Invest in community-led service delivery, human resources for health and universal health coverage to strengthen people-centred service delivery, including by integrating services for HIV, tuberculosis, sexual and reproductive health, cervical cancer and other non-communicable diseases, hepatitis, drug use disorders and food and nutrition support, in order to meet the lifetime health-care needs of people in ways that are acceptable to them.
Scale up financing to address the social and structural drivers of HIV that have multiple development outcomes, including education, non-discriminatory and HIV-sensitive social protection and promotion of human rights, and use the apparatus of the AIDS response to address other health-security and humanitarian emergencies.Advocacy
Ramp up investments in the advocacy and leadership role of people living with and affected by HIV, young people, women and of civil society , to legitimately represent the interests of all fragile communities, and drive ambition, financing and equity in the AIDS response, as part of a broader effort to ensure that up to 6 per cent of all global AIDS resources are allocated for social enablers, including advocacy, political mobilization, law and policy reform, public communication and stigma reduction.

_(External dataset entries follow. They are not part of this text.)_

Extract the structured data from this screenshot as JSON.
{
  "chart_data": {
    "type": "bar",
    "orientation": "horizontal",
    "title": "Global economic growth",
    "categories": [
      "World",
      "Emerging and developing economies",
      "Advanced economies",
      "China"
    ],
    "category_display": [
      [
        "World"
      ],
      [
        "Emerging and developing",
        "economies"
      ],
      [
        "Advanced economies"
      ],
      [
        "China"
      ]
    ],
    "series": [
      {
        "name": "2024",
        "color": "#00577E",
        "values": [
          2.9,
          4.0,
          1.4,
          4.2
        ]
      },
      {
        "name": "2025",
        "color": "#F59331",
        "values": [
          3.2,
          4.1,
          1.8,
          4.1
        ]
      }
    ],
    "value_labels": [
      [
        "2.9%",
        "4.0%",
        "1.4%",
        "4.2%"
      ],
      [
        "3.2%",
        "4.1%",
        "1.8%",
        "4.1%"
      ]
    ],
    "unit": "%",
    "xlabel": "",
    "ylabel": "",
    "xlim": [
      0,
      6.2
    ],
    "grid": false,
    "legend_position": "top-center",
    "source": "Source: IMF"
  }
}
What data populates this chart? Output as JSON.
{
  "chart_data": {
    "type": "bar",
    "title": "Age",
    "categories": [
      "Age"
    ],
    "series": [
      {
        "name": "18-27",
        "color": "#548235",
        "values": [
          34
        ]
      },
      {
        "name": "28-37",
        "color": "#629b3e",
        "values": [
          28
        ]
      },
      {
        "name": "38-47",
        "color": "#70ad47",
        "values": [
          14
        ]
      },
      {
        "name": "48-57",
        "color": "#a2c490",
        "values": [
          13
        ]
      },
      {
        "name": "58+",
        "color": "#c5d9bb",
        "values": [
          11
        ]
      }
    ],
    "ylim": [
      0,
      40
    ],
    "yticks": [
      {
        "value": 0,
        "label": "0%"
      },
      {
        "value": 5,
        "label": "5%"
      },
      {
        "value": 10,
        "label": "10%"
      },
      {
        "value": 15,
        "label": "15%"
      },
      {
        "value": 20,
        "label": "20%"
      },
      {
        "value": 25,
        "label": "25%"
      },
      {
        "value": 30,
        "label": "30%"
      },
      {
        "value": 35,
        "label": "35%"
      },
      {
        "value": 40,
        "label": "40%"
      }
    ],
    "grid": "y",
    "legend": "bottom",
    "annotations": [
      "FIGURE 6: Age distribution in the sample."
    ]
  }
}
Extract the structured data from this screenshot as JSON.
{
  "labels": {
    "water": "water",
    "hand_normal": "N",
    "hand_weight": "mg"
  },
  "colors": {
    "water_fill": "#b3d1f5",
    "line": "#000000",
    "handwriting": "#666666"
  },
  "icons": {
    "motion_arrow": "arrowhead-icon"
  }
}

Boldly pursue new scientific solutions and expand investment in research and development for improved diagnostics, easier and more tolerable treatment regimens, therapeutic vaccines and other prevention technologies as well as a functional cure and ensure affordability by aligning trade rules and public health objectives under a human rights framework.
Ensure that the United Nations is able to deliver results on the 2030 Agenda for Sustainable Development by reinforcing and expanding the unique multisector, multi-stakeholder approach of the Joint United Nations Programme on HIV/AIDS (UNAIDS) to strategic coherence, coordination, a results-based focus and inclusive governance in the AIDS response for country-level impact on health, human rights and sustainable development.